The previews for tonight’s show hint that there will be pigs a-cookin’.  I thought of that as I read this article by Kim Severson in today’s New York Times.  This essay was tailor-made for my friend Elisa M., who is an avowed foodie.  Among its gems:

Melissa Steineger, a good cook I know in Portland, was long a slave to such recipe tyranny. It started with the Coyote Cafe cookbook from the Southwestern chef Mark Miller. She recalls recipes that required ingredients like “wild boar from the hills surrounding Santa Fe.” They went unmade until her cooking skills improved and she had an epiphany: she could substitute.

“That freed me,” she said.

I doubt there will be any substitutions on “Top Chef” tonight.

Coincidentally, I happened upon an episode of Anthony Bourdain’s “No Reservations” the other night, in which Chef Bourdain and a gathering of Romanian locals devour several roast suckling pigs.  It was a step-by-step television seminar on how to dismantle and eat this animal.  One key point: the pig’s snout is considered a delicacy.  Bourdain practically dove across the table to secure the snout as his own.  He just ripped it off the pig’s face, conjuring immediate thoughts of Hannibal Lecter.

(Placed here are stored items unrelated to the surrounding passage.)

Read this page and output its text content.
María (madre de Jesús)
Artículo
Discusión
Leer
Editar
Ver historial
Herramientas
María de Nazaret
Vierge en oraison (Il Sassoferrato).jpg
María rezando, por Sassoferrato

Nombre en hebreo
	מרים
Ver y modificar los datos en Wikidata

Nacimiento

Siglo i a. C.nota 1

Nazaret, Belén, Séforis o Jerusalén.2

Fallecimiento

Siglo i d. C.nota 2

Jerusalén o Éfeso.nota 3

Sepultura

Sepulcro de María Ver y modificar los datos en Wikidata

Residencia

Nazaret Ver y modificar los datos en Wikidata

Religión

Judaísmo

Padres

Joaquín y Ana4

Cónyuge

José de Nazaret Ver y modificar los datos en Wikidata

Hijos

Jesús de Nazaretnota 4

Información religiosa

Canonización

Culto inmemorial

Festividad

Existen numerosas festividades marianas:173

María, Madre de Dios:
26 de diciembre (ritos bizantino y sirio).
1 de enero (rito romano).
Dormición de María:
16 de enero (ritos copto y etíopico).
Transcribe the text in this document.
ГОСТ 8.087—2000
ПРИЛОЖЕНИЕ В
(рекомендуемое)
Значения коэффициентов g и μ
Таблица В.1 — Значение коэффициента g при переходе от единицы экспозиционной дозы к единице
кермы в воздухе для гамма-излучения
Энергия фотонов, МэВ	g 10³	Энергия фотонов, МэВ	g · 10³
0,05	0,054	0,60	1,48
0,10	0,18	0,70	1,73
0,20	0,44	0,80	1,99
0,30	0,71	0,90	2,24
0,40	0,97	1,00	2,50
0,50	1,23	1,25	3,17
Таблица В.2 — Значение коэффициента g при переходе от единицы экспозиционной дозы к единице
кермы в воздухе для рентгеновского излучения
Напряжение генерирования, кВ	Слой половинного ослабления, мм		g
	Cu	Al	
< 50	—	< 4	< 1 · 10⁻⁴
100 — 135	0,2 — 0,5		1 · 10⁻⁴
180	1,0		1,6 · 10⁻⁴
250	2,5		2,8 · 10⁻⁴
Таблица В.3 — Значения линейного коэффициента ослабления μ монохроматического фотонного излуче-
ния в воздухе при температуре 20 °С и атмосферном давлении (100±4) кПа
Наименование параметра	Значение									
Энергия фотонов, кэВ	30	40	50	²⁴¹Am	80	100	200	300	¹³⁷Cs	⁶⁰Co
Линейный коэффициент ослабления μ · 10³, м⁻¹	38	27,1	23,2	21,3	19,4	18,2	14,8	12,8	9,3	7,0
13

And, in more food-related news, I am working my way through the original British version of “Ramsay’s Kitchen Nightmares,” courtesy of Netflix, one disc at a time.  Chef Gordon Ramsay comes off as a much more sympathetic and reasonable person than he does on that train wreck of a show called “Hell’s Kitchen.”  And the DVD company didn’t bother to edit the multitude of “fucks” out of the show.  As a result, the viewing experience is less noisy (fewer bleeps).  And Ramsay is a pretty savvy businessman – besides being a solid chef – so this show has a restauranteur angle to capably exploit.

Bon appetit, con aperitif!

Tags: food

1 response so far ↓

  • 1 Elisa M // Jun 4, 2008 at 9:41 PM

    Thank you! That cheered me right up and reminded me of things I love…cooking and eating and trying new things.
    I may rejoin netflix just for the cooking shows.